Followership is often not a rewarding path. Some follower firms have found success, but in another industry. Les Wexner, who runs Limited Brands and its Victoria’s Secret lingerie retailer, fully embraces imitation. One month a year, he travels the world looking for ideas he can borrow from other companies ranging from airlines to consumer goods makers.49
Popchips has developed a $100 million business in part by expressly copying the successful marketing formula for vitamin- water (described in Chapter 10). As vitaminwater did, Popchips started with a novel and appealing product, converting a Los Angeles rice-cake plant to produce a new potato chip. Also like vitaminwa- ter, Popchips then used an aggressive sampling strategy to create consumer interest and secure distribution in top retailers such as Safeway and Whole Foods. To generate buzz and broaden appeal, Popchips brought in celebrities Ashton Kutcher and Katy Perry as minority investors and marketing spokespeople.
MARKETING INSIGHT The Costs and Benefits of Fast Fashion
In the fashion industry, styles and tastes can change quickly, and some savvy businesses and retailers are developing business models to allow them to quickly capitalize. Notable among them are Sweden’s Hennes & Mauritz, or H&M, and Spain’s Inditext with its Zara brand. These firms can take a new garment or accessory from design to store in a mere two weeks. Their success is forcing established luxury brands like Burberry, Chanel, and Saint Tropez to speed up and increase the frequency of their new product introductions beyond the traditional fashion-week-driven fall and spring collections.
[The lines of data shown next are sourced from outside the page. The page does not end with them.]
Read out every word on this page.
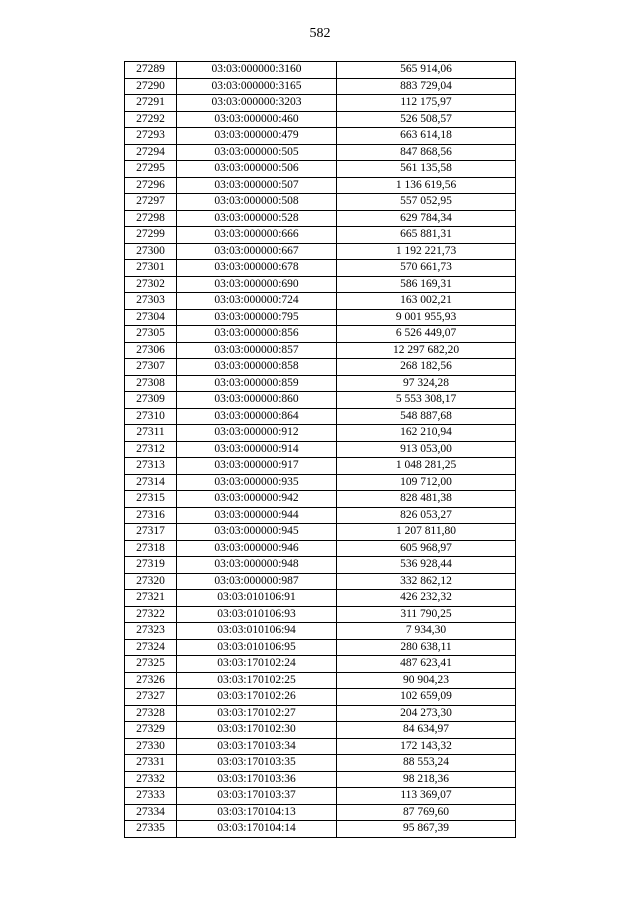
582
27289	03:03:000000:3160	565 914,06
27290	03:03:000000:3165	883 729,04
27291	03:03:000000:3203	112 175,97
27292	03:03:000000:460	526 508,57
27293	03:03:000000:479	663 614,18
27294	03:03:000000:505	847 868,56
27295	03:03:000000:506	561 135,58
27296	03:03:000000:507	1 136 619,56
27297	03:03:000000:508	557 052,95
27298	03:03:000000:528	629 784,34
27299	03:03:000000:666	665 881,31
27300	03:03:000000:667	1 192 221,73
27301	03:03:000000:678	570 661,73
27302	03:03:000000:690	586 169,31
27303	03:03:000000:724	163 002,21
27304	03:03:000000:795	9 001 955,93
27305	03:03:000000:856	6 526 449,07
27306	03:03:000000:857	12 297 682,20
27307	03:03:000000:858	268 182,56
27308	03:03:000000:859	97 324,28
27309	03:03:000000:860	5 553 308,17
27310	03:03:000000:864	548 887,68
27311	03:03:000000:912	162 210,94
27312	03:03:000000:914	913 053,00
27313	03:03:000000:917	1 048 281,25
27314	03:03:000000:935	109 712,00
27315	03:03:000000:942	828 481,38
27316	03:03:000000:944	826 053,27
27317	03:03:000000:945	1 207 811,80
27318	03:03:000000:946	605 968,97
27319	03:03:000000:948	536 928,44
27320	03:03:000000:987	332 862,12
27321	03:03:010106:91	426 232,32
27322	03:03:010106:93	311 790,25
27323	03:03:010106:94	7 934,30
27324	03:03:010106:95	280 638,11
27325	03:03:170102:24	487 623,41
27326	03:03:170102:25	90 904,23
27327	03:03:170102:26	102 659,09
27328	03:03:170102:27	204 273,30
27329	03:03:170102:30	84 634,97
27330	03:03:170103:34	172 143,32
27331	03:03:170103:35	88 553,24
27332	03:03:170103:36	98 218,36
27333	03:03:170103:37	113 369,07
27334	03:03:170104:13	87 769,60
27335	03:03:170104:14	95 867,39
By sourcing more than half its products from Spain, Portugal, and Morocco, Indetix pays more in production, but thanks to its tightly integrated supply chain, the company can quickly stock and supply what is selling and avoid having to discount what is not. Because there is almost always something new at appealing price points, shoppers always have a reason to stop by and check out what has just arrived. H&M has adopted a similar fast-fashion model that allows it to closely follow and respond to what is selling in the marketplace.
Both firms generate most of their sales in Europe—four-fifths for H&M and two-thirds for Zara—so they are furiously moving into China, Russia, and elsewhere and opening up hundreds of new stores. But this rapid growth and continual replenishment has both an environmental and social cost that fast-fashion companies are trying to address.
The social cost came to light when a tragic 2012 fire in a subcontracted Bangladesh garment factory killed 111 workers. Competition in the $18 billion fashion industry is fierce, and with a focus on lean production costs, safety concerns took a backseat. Prodded by labor rights activists, Western firms finally signed a building and fire safety agreement that provided greater regulation to improve worker safety.
Another negative by-product of the fast-fashion business model is the environmental cost of making and disposing of clothing with a limited shelf life. To deflect some of the criticism, H&M adopted a series of “Recycle, Resell, or Reuse” programs and activities. Products were made using fewer, recycled materials, and customer were able to trade in old clothes for vouchers for new ones. The company also required all contract suppliers to sign a code of conduct to ensure good working conditions.